The Moon's gravitational pull plays a significant role in the creation of tides on Earth, including the occurrence of high tides on the side opposite to the Moon. This phenomenon is known as the "tidal bulge." Here's a simplified explanation of how it works:
Gravitational attraction: The Moon exerts a gravitational force on the Earth. This force is stronger on the side of the Earth that is closer to the Moon and weaker on the side farther away. The difference in gravitational force across the Earth is referred to as the tidal force.
Tidal force and water: The tidal force affects not only the solid Earth but also the water bodies on the planet, such as oceans and seas. Due to the fluid nature of water, it can be more easily influenced by the tidal force compared to solid land.
Tidal bulges: The tidal force from the Moon creates two tidal bulges on Earth. One bulge is formed on the side of the Earth that faces the Moon, where the gravitational force is strongest. The second bulge is formed on the opposite side, away from the Moon, where the gravitational force is weakest.
Centrifugal force: In addition to the Moon's gravitational force, the rotation of the Earth also plays a role. The rotation generates a centrifugal force, which is an apparent outward force experienced by objects in a rotating reference frame.
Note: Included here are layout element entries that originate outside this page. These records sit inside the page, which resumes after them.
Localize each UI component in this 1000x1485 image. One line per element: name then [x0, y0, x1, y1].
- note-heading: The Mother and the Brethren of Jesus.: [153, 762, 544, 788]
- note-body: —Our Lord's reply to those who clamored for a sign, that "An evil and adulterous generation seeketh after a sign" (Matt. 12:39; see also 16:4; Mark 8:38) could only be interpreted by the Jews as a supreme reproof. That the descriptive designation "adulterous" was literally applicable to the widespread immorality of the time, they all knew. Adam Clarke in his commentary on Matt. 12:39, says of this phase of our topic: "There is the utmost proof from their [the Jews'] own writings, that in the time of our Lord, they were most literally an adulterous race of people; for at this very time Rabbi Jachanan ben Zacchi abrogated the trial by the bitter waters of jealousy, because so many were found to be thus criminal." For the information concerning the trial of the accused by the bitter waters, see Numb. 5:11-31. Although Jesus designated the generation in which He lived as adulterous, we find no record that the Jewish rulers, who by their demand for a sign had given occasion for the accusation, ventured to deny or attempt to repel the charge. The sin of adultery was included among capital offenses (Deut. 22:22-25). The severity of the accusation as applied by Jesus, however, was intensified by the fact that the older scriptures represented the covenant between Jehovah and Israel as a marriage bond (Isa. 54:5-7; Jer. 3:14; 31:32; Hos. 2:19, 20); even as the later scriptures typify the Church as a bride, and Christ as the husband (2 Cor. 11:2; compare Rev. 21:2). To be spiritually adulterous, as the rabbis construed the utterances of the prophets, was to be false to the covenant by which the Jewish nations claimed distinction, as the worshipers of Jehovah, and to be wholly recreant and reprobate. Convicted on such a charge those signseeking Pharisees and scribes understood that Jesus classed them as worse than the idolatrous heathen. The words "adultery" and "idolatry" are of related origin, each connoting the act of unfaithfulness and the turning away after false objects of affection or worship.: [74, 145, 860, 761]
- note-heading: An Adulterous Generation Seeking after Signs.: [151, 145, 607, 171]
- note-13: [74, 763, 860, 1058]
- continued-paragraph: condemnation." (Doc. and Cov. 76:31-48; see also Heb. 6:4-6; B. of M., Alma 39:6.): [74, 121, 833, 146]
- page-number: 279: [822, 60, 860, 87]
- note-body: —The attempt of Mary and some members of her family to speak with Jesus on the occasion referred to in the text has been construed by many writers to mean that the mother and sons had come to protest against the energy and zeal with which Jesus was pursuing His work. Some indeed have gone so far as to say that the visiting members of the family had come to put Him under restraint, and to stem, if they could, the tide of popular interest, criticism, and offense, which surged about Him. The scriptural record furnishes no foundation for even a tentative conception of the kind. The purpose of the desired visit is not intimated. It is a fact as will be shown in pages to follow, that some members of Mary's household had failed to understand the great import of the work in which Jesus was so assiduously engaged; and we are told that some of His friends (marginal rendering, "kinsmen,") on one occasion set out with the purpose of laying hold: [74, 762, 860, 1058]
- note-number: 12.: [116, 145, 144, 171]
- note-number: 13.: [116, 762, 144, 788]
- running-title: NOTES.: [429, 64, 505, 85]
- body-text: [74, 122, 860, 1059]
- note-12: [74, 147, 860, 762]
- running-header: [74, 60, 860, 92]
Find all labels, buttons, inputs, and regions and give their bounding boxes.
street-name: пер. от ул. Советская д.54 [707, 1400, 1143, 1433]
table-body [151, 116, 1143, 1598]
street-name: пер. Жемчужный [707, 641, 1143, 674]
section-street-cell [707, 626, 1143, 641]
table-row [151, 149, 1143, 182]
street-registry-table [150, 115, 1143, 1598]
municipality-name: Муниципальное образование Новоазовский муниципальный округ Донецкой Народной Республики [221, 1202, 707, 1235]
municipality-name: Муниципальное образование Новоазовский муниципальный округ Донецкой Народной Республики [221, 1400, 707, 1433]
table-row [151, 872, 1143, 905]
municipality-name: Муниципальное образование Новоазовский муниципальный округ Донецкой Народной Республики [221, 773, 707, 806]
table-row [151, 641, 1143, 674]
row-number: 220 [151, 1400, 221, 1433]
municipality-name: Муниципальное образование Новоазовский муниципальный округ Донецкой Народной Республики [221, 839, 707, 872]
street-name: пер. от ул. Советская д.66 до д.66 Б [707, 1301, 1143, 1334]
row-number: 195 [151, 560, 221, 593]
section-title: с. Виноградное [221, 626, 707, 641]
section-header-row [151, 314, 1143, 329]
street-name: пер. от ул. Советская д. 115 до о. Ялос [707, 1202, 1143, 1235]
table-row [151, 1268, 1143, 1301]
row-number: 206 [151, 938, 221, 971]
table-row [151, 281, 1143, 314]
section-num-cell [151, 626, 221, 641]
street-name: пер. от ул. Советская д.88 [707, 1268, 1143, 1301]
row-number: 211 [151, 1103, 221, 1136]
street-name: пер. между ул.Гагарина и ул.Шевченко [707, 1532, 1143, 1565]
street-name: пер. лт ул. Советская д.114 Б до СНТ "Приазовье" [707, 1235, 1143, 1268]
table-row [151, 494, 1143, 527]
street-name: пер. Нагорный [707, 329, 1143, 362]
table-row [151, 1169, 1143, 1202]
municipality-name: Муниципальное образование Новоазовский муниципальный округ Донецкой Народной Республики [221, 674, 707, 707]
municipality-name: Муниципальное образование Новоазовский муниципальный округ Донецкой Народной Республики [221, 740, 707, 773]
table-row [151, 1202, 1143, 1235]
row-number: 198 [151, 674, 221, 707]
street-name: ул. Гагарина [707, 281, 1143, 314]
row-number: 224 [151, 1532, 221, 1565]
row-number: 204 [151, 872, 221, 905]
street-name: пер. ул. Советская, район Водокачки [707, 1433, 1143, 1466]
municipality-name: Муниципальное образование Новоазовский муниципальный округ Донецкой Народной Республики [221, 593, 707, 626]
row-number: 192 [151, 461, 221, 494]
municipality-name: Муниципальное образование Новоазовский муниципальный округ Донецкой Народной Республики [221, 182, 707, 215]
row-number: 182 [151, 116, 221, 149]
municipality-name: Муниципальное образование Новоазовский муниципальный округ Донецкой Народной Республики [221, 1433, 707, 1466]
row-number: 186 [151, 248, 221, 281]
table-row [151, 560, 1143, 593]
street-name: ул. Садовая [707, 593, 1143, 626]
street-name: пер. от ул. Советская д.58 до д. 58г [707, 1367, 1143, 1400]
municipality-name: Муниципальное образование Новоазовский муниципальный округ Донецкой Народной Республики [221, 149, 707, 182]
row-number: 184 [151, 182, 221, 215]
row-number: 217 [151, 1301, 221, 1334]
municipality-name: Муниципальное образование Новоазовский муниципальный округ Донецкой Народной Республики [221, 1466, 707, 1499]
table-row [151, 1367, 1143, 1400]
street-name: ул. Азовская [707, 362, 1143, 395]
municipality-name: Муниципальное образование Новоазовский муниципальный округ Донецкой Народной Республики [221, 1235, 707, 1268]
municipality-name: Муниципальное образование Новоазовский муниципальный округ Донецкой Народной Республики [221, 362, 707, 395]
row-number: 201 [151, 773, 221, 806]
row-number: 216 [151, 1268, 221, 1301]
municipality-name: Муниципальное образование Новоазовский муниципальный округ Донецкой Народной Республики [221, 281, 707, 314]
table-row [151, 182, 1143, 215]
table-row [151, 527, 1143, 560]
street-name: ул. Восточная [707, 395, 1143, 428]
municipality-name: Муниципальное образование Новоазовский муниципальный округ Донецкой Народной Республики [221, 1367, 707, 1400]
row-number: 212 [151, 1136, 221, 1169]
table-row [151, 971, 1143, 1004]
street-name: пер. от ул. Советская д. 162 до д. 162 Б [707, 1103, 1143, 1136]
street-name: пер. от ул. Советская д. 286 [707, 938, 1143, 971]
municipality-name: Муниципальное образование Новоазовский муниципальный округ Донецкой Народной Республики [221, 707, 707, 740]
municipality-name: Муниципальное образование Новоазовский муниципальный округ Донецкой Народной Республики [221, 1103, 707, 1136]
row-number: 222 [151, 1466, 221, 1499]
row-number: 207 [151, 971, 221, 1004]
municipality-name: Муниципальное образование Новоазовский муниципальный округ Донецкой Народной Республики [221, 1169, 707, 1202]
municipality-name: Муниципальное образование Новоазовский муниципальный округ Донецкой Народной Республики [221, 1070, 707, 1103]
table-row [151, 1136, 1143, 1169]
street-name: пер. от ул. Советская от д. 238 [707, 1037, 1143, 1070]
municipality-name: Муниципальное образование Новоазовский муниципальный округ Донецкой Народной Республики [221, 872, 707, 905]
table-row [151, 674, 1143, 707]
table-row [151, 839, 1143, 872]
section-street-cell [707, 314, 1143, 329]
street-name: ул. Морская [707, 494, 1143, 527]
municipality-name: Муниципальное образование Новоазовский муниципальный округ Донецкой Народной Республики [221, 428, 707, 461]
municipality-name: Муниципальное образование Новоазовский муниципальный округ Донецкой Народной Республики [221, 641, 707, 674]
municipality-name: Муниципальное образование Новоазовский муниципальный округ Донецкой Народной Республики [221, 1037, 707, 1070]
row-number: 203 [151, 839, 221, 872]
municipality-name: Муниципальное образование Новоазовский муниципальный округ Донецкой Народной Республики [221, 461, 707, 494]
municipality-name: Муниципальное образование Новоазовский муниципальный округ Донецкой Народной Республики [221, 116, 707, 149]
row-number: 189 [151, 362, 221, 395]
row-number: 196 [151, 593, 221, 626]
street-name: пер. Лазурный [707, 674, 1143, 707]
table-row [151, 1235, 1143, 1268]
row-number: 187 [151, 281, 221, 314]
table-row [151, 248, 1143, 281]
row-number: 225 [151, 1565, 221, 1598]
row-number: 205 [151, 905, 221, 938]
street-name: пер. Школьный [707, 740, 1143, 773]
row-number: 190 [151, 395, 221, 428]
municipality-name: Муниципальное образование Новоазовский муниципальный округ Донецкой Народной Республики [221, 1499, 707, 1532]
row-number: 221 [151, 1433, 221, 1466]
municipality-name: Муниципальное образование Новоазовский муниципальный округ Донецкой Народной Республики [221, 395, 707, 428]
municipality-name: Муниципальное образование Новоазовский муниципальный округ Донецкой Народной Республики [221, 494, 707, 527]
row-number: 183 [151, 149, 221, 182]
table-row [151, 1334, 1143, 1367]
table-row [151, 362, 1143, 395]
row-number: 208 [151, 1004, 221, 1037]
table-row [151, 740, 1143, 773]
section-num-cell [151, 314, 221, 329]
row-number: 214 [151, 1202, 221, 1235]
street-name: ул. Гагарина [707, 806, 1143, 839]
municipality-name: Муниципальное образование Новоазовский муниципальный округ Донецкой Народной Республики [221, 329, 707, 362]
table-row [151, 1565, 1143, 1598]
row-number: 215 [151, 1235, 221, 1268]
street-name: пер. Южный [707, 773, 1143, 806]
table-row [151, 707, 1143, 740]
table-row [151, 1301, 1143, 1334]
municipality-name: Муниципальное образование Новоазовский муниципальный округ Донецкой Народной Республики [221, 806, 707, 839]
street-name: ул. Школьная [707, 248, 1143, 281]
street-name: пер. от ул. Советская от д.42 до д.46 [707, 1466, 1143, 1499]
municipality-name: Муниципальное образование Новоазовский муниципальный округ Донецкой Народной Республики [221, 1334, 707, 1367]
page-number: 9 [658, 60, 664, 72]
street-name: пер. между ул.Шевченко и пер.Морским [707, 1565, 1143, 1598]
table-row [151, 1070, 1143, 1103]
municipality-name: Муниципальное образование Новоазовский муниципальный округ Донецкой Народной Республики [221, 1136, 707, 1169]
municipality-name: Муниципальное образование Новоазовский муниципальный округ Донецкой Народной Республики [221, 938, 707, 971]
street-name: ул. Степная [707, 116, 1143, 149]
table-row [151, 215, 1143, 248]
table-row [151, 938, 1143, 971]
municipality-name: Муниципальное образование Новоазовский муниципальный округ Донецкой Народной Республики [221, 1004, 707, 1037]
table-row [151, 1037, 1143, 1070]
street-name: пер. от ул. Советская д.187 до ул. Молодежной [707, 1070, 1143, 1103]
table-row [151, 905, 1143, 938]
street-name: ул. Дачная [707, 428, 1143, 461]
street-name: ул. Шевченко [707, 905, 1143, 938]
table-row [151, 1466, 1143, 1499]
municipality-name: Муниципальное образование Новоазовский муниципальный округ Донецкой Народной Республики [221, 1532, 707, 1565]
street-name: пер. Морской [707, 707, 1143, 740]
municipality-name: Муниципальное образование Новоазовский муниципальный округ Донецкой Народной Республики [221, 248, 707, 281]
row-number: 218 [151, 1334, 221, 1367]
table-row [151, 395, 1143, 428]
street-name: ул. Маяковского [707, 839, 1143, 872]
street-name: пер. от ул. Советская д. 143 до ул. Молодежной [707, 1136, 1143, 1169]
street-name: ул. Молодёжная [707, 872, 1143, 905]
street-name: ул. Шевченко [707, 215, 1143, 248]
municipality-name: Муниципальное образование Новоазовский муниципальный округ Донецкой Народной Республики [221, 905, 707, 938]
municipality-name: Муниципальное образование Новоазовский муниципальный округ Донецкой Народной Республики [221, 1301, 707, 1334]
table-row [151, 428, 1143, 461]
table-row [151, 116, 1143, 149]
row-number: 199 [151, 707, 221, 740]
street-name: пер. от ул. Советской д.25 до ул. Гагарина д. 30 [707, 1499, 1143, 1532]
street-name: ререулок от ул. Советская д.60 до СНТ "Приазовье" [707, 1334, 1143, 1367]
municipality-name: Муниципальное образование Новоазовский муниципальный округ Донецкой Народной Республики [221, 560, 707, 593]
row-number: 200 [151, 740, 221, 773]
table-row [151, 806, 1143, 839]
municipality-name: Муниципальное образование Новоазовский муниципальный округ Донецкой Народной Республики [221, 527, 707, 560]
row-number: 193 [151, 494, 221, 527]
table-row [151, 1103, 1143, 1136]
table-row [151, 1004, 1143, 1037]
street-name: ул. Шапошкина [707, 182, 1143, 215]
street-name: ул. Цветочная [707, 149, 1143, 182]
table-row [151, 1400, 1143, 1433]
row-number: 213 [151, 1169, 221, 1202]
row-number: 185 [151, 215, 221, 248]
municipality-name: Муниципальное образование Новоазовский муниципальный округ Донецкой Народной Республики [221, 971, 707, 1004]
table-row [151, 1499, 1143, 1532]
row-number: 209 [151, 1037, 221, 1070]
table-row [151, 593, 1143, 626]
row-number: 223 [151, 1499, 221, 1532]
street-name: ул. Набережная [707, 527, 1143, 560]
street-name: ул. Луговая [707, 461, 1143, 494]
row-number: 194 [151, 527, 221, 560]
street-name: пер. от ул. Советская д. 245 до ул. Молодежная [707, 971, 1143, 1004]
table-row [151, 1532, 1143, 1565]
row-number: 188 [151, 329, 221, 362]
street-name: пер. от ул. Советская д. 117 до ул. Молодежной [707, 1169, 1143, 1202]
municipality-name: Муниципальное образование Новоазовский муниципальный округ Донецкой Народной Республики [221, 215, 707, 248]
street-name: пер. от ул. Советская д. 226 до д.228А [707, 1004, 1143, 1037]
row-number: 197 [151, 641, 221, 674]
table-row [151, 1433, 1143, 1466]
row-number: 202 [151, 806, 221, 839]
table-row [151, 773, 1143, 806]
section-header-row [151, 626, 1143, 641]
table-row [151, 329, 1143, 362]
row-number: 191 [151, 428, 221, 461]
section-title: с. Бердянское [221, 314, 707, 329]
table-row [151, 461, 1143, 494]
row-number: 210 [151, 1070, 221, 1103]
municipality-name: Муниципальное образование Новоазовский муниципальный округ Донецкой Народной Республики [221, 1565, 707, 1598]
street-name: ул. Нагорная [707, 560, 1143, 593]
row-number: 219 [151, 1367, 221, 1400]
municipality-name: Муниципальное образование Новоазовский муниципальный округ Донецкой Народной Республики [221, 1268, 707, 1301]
This centrifugal force is strongest at the Earth's equator and causes a slight bulge around that region.
Combined effect: The tidal bulge on the side facing the Moon is somewhat straightforward to understand—it is due to the Moon's gravitational attraction. However, the tidal bulge on the opposite side is a bit more complex. It arises because the centrifugal force from the Earth's rotation is stronger than the gravitational force there. This creates a second bulge that is a result of the Earth and water being "left behind" as the planet rotates.
As a result, the combined effect of the Moon's gravitational pull and the Earth's rotation leads to two tidal bulges—one facing the Moon and one on the opposite side. The areas with these bulges experience high tides, while the areas between them experience low tides. As the Earth rotates and different regions move through the tidal bulges, tides rise and fall in a regular pattern.
It's worth noting that the Sun also influences tides on Earth, although its effect is less pronounced compared to the Moon due to its greater distance. When the gravitational forces from the Sun and Moon align, such as during full and new moons, we experience higher high tides, known as spring tides. When the gravitational forces partially cancel each other out, during the first and third quarter moons, we experience lower high tides, known as neap tides.